目の前にある扉を少しだけ開き、様子を伺う。
照明は点いている。しかし物音一つしない為、誰も通っていないのだろう。
次は顔だけ出して見回す。
どうやら廊下のようだ。人の影は無いが、いくつか扉がある。上には非常口の表示があった。

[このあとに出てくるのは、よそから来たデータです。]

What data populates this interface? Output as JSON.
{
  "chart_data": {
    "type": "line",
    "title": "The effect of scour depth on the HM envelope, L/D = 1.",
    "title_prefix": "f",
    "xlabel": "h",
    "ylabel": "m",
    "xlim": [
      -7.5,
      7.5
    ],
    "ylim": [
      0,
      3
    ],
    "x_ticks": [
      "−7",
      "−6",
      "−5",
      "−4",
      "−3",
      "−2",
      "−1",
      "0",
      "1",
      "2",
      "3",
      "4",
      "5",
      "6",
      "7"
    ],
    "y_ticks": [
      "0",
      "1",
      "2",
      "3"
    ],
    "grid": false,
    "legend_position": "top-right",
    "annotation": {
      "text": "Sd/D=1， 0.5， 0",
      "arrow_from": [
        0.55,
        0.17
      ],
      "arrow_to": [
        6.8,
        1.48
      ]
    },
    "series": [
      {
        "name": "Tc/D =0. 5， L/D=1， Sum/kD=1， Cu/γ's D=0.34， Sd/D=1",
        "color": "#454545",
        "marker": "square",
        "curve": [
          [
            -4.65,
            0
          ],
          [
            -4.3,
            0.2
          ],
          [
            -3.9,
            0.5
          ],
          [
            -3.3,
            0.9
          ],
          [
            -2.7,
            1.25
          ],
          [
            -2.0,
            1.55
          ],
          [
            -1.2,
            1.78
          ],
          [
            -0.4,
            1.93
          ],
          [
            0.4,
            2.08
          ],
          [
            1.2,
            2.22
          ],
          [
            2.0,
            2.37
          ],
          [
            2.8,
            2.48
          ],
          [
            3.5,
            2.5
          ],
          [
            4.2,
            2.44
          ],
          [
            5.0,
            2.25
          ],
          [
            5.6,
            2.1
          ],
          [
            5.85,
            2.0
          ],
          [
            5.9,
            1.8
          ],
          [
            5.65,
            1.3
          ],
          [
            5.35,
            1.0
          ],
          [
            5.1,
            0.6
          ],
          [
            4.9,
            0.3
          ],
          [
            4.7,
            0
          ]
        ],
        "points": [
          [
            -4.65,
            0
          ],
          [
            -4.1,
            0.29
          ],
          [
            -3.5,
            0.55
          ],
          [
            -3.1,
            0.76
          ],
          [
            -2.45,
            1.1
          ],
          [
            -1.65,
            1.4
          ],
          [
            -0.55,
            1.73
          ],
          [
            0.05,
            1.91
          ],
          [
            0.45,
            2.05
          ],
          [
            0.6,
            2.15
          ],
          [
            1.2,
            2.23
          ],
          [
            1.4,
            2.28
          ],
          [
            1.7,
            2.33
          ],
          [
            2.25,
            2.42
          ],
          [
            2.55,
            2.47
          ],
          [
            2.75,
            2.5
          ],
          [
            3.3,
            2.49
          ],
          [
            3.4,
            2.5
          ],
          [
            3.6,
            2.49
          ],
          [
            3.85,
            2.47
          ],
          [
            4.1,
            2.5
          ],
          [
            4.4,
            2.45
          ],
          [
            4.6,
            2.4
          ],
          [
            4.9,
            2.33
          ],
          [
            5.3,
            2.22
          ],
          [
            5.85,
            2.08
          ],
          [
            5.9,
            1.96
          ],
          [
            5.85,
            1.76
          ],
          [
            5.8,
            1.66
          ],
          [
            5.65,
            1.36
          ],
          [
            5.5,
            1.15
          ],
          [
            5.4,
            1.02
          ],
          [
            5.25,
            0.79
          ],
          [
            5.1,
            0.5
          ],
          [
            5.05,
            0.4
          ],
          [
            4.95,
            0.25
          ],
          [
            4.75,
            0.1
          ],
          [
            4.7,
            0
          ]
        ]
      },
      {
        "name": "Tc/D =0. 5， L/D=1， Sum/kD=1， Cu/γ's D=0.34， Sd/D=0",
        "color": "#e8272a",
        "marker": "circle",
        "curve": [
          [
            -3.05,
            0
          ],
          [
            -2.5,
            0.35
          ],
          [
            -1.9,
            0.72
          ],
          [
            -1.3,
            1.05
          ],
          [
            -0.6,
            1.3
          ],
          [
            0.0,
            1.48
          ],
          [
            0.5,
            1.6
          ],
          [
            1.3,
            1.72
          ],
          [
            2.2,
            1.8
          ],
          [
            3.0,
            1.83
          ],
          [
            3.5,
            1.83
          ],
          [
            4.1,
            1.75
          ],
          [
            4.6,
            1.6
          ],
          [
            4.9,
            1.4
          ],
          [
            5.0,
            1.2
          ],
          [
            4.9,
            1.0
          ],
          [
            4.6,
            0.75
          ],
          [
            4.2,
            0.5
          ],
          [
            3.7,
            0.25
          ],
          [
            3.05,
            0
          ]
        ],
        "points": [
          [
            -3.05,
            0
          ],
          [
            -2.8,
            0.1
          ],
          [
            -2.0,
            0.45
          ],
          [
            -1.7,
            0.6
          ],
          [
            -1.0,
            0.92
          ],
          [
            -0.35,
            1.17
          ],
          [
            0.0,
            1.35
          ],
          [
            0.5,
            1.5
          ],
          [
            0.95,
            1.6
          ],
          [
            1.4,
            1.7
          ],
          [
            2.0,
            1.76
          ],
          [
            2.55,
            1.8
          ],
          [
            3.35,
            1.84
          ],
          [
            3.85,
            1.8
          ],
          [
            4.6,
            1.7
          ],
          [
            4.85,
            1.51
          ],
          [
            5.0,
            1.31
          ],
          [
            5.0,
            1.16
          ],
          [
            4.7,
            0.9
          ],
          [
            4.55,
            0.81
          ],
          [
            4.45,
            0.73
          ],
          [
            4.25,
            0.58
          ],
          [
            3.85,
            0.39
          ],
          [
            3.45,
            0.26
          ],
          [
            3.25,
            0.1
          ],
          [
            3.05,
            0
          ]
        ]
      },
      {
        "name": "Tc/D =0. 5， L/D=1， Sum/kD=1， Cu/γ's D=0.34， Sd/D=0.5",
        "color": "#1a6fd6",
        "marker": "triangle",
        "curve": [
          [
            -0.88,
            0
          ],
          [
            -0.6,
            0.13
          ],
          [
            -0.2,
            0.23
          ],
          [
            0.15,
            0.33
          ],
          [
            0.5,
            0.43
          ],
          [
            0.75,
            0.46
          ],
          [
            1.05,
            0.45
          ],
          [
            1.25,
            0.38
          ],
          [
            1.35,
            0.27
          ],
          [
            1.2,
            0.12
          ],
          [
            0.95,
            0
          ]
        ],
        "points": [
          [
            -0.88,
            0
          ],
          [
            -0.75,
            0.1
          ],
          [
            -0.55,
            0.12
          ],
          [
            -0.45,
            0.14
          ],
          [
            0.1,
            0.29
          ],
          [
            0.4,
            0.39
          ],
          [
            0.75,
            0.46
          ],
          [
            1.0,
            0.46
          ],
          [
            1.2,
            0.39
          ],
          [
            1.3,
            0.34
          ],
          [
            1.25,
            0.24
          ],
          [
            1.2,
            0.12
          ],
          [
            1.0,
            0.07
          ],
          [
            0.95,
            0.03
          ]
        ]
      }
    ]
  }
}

扉を更に開いて廊下に入ると、出来るだけ静かに扉を閉める。
さて、まずはどうするか…
扉を開けていって安否不明のギーナを捜索したいが、それは同時に研究所の連中に見つかる恐れがある。
…こういう時こそ相談だな。
通話中に見つからないように一旦裏口に戻り、詞亜にコールする。
「こちらロリータ。
裏口から入ったら扉がいっぱいある廊下に出たんだが…
リスクを負って安否不明のギーナを探しまわるべきか、それとも守の救出の為に突っ切るかで迷ってさ。」
『安否不明ですか…ギーナさんの電話番号は知ってますか?』
スピーカーに切り替えていたらしく、リリナの声が聞こえた。
「ギーナはケータイを持ってないらしい。
でも、守曰くギーナは守以上にチートだとか。」
『…じゃあ大丈夫じゃない?』
「でも、万が一ってことがあるだろ。もしかしたら罠に引っかかってるかもしれないし。」
『……ロリータ。
ガラスのコップとか持って来てない?』
「そんなもん持ってくるか。
水分補給でもしろと?」
『違う。
読んだ小説で壁にガラスのコップを当てて隣の部屋の音を聞くというのがあった。』
どこでかは忘れたが、それは俺も聞いたことがあるのでやり方は分かる。
「なるほど、それでドアを開けずに部屋の物音の有無を調べられると。
でも、さっき言ったように俺はそんなもの持って来てない。無い物ねだりしてもしょうがないだろ。」
『現地調達はスニーキングミッションの基本ですよ!
魔力銃を持ち込めただけまだいいじゃないですか!どうせ死なないんですし、見つかったら撃っちゃえばいいんです!』
「一理あるけど、凄いサイコパスな発言だな…
まあ、アドバイスありがとう。」
通話を切り、再度廊下に戻る。
リリナの助言(?)によって踏ん切りがついた俺は、一番手前にある扉に手を掛けた。